Dephosphorylated cofilin expression is associated with poor prognosis in cases of human breast cancer: a tissue microarray analysis.

Background: Proteins in the cofilin pathway regulate actin dynamics and may be involved in cancer cell migration and invasion. However, there are no direct data that suggest that dephosphorylated cofilin can affect breast cancer prognosis. Methods: We assessed the expressions of cofilin and phosphorylated cofilin (P-cofilin) in breast cancer tissue microarrays (290 patients, mean follow-up: 95.7 +/- 2.49 months) to evaluate dephosphorylated cofilin and its relationship with breast cancer prognosis. The associations of pathological characteristics with cumulative survival were evaluated using Kaplan-Meier analysis. Results: Univariate analyses revealed that overall survival was associated with cofilin levels, N category, TNM stage, estrogen receptor status, progesterone receptor status, and molecular subtypes. Cofilin status and TNM stage independently affected overall survival, although P-cofilin expression was not associated with patient survival.

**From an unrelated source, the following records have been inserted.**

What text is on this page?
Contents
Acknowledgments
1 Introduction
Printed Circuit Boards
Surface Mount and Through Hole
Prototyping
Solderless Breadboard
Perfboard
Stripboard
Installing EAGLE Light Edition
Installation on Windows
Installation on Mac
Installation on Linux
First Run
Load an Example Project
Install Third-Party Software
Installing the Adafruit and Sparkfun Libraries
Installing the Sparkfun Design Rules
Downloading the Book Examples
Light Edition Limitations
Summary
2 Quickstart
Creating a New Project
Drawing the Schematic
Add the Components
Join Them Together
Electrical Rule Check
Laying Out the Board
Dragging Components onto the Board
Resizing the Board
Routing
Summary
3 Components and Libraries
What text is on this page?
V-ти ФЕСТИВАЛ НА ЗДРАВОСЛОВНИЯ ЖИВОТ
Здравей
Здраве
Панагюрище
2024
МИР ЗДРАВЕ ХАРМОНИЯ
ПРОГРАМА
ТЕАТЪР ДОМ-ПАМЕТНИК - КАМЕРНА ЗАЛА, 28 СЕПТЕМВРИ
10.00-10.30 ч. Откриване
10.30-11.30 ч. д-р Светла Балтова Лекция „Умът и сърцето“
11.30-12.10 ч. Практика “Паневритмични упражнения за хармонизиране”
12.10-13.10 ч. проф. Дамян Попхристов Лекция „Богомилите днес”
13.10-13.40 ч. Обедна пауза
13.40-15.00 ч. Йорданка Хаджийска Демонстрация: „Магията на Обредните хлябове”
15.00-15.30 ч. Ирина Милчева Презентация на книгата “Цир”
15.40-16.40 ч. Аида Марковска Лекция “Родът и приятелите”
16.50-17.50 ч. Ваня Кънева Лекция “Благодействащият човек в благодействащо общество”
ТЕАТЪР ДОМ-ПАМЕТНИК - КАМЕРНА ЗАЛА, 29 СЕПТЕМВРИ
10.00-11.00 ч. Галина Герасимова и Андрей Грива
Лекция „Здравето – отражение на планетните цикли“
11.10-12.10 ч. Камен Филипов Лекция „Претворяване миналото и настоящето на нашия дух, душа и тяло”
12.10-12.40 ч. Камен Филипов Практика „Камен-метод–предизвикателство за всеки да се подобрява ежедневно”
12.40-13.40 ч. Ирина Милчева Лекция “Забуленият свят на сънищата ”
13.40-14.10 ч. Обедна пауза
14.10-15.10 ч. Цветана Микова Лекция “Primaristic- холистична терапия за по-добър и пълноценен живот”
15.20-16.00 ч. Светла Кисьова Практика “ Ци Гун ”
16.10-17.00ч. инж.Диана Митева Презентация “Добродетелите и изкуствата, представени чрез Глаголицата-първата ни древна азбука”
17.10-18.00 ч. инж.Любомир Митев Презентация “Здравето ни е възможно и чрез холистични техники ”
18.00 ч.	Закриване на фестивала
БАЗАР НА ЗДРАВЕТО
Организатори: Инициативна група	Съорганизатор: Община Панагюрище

In the P-cofilin-negative subgroup, cofilin expression was significantly associated with patient survival, although cofilin expression was not significantly associated with patient survival in the P-cofilin-positive subgroup. We further analyzed the P-cofilin-negative cases and found that Ki-67 expression was significantly elevated in the subgroup that was strongly positive for cofilin (P=0.002). Conclusion: Among P-cofilin-negative patients with breast cancer, cofilin expression defines a population of patients with lower overall survival, which suggests that dephosphorylated cofilin expression might predict the prognosis in cases of P-cofilin-negative breast cancer. Furthermore, our results suggest that inhibitors of dephosphorylated cofilin expression may provide therapeutic benefits in patients with breast cancer.